What do you do when you’re not on tour with ACIS?
I am a criminal lawyer by profession. I used to deal with all kinds of offences but now I concentrate just on driving cases. When I’m not working, I play the tuba in a brass band. I also enjoy running—I did my first marathon last October. I only ever intended to do one but my time was 4 hours and 42 seconds so I will have to do another to beat the 4 hour barrier. I hope that I will have enough time to train; my first child Douglas was born on 28th December 2013.
If you traveled as a young child, adolescent or student, where did you go and how did those travel experiences impact your life?
We only ever went on one trip abroad as a family. It was in 1980 when I was 10 years old. My mum, dad, two brothers (then aged 7 and 4) and I all went in our tiny Mini Metro to France for 10 days. It seems crazy now to think of making the journey in such a small car but it seemed quite normal at the time.

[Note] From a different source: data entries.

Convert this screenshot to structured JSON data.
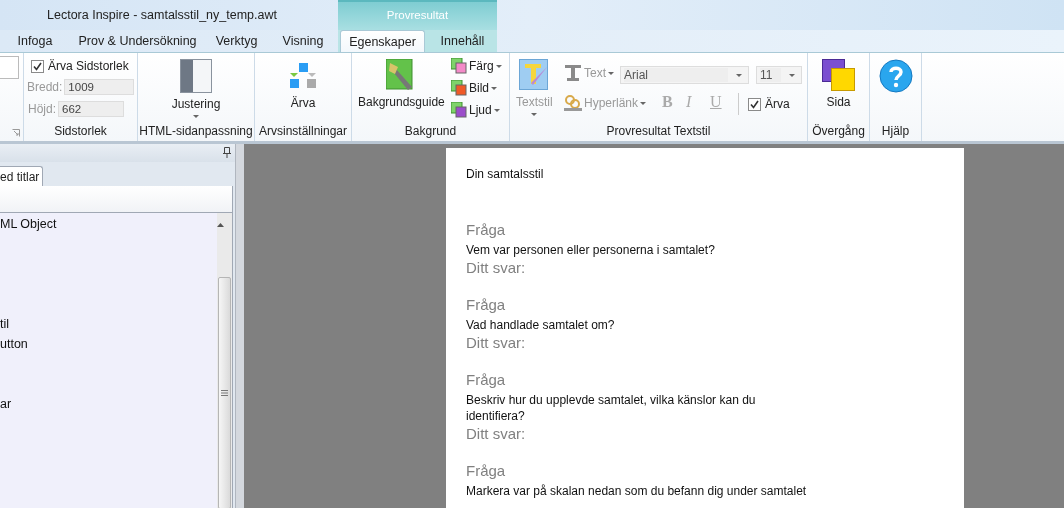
{
  "window": {
    "title": "Lectora Inspire - samtalsstil_ny_temp.awt",
    "context_tab": "Provresultat"
  },
  "tabs": [
    {
      "label": "Infoga",
      "selected": false
    },
    {
      "label": "Prov & Undersökning",
      "selected": false
    },
    {
      "label": "Verktyg",
      "selected": false
    },
    {
      "label": "Visning",
      "selected": false
    },
    {
      "label": "Egenskaper",
      "selected": true
    },
    {
      "label": "Innehåll",
      "selected": false
    }
  ],
  "ribbon": {
    "page_size": {
      "label": "Sidstorlek",
      "inherit": {
        "label": "Ärva Sidstorlek",
        "checked": true
      },
      "fields": [
        {
          "label": "Bredd:",
          "value": "1009",
          "disabled": true
        },
        {
          "label": "Höjd:",
          "value": "662",
          "disabled": true
        }
      ]
    },
    "html_fit": {
      "label": "HTML-sidanpassning",
      "button": "Justering"
    },
    "inheritance": {
      "label": "Arvsinställningar",
      "button": "Ärva"
    },
    "background": {
      "label": "Bakgrund",
      "button": "Bakgrundsguide",
      "menus": [
        {
          "kind": "color",
          "label": "Färg"
        },
        {
          "kind": "image",
          "label": "Bild"
        },
        {
          "kind": "sound",
          "label": "Ljud"
        }
      ]
    },
    "text_style": {
      "label": "Provresultat Textstil",
      "style_button": {
        "label": "Textstil",
        "disabled": true
      },
      "text_button": {
        "label": "Text",
        "disabled": true
      },
      "font": "Arial",
      "size": "11",
      "link_button": {
        "label": "Hyperlänk",
        "disabled": true
      },
      "format_buttons": [
        {
          "label": "B",
          "disabled": true
        },
        {
          "label": "I",
          "disabled": true
        },
        {
          "label": "U",
          "disabled": true
        }
      ],
      "inherit": {
        "label": "Ärva",
        "checked": true
      }
    },
    "transition": {
      "label": "Övergång",
      "button": "Sida"
    },
    "help": {
      "label": "Hjälp"
    }
  },
  "left_pane": {
    "tab": "ed titlar",
    "items": [
      "ML Object",
      "til",
      "utton",
      "ar"
    ]
  },
  "document": {
    "title": "Din samtalsstil",
    "questions": [
      {
        "label": "Fråga",
        "text": "Vem var personen eller personerna i samtalet?",
        "answer_label": "Ditt svar:"
      },
      {
        "label": "Fråga",
        "text": "Vad handlade samtalet om?",
        "answer_label": "Ditt svar:"
      },
      {
        "label": "Fråga",
        "text": "Beskriv hur du upplevde samtalet, vilka känslor kan du identifiera?",
        "answer_label": "Ditt svar:"
      },
      {
        "label": "Fråga",
        "text": "Markera var på skalan nedan som du befann dig under samtalet"
      }
    ]
  }
}
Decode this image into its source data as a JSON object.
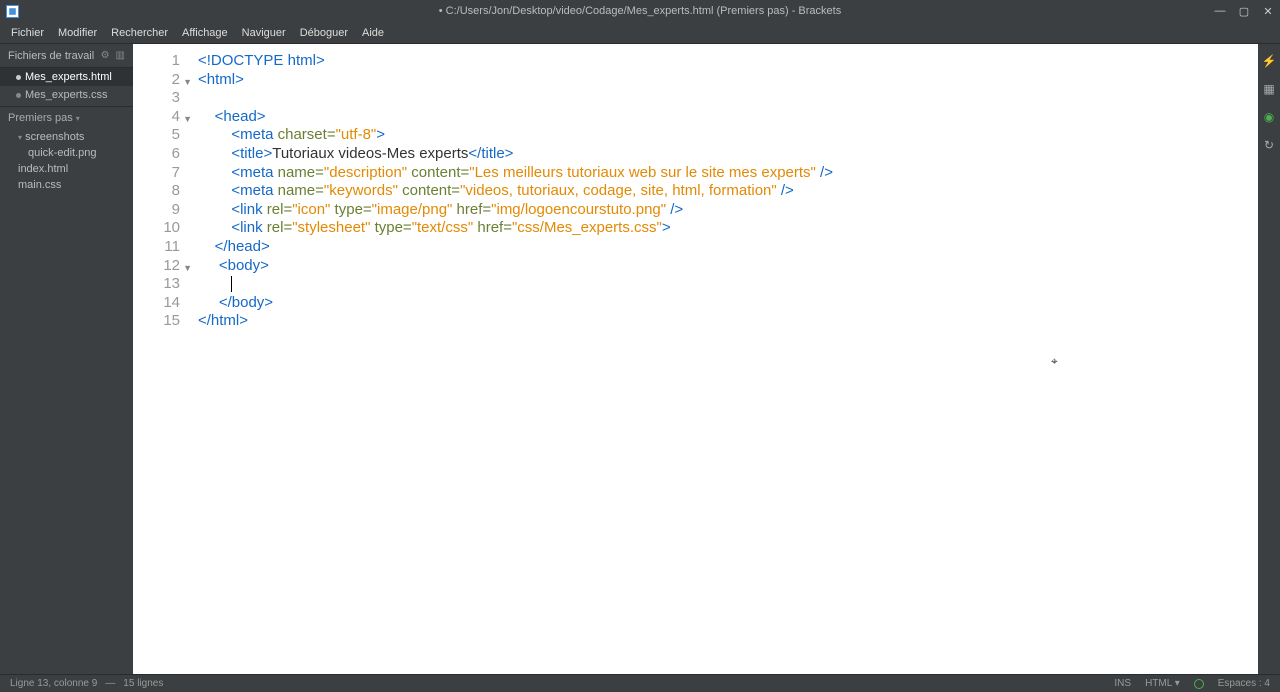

I remember getting off the overnight ferry in St Malo early in the morning. We went to a bakers, bought fresh croissants and ate them in a park. The details are as clear in my mind as if it were yesterday. It’s funny how the small things on a trip make the biggest impression. I fell in love with France at that moment (although my mum tells me that she used to sing songs to me in French before I could even talk so maybe she should take some of the credit).
The rest of the trip was equally as exciting. We hadn’t booked any places to stay and we wandered around Brittany in the Mini Metro going from beach to beach and restaurant to restaurant. It’s a beautiful part of the world and I would love to take Douglas there one day.
What’s one thing you wish every young adult/student could experience while traveling?
I am going to cheat and go for two things!
First, get as close to the ground as you can. What do I mean? Walk, walk and walk some more. Experience a new place by pounding the streets, you see so much more. You can see plenty from a bus, taxi or a boat but nothing at all beats walking. Well, maybe one thing, A few years ago I would never have suggested cycling, it was far too dangerous. Things have changed. Better cycle lanes and more courteous drivers mean that getting around on two wheels is the new best way to go.
Second, eat. Eat something new, eat something weird, order something that you have never heard of for lunch. It’s the only way to understand a new country. Don’t be scared. What’s the worst that could happen? Everyone should be allowed to experience butifarra in Barcelona, nero di seppie in Venice, socca in Nice and papoutsakia in Athens. A trip spent hopping from one fast food place to another is a wasted one.
What’s your favorite foreign expression?
Dolce far niente in Italian means sweetly doing nothing or delicious idleness. Every evening in Italy, especially in the summer, you will see everyone going out for a walk or a passegiata. It’s a beautiful thing to see people wandering through the picturesque squares and streets enjoying a stroll before dinner. Are they going somewhere? No. Are they meeting someone? Maybe. Do they have plans? Probably not. What are they doing? Of course the answer is…nothing. Every trip should have some doing nothing time. I always try to make time for some dolce far niente wherever I go, not just Italy.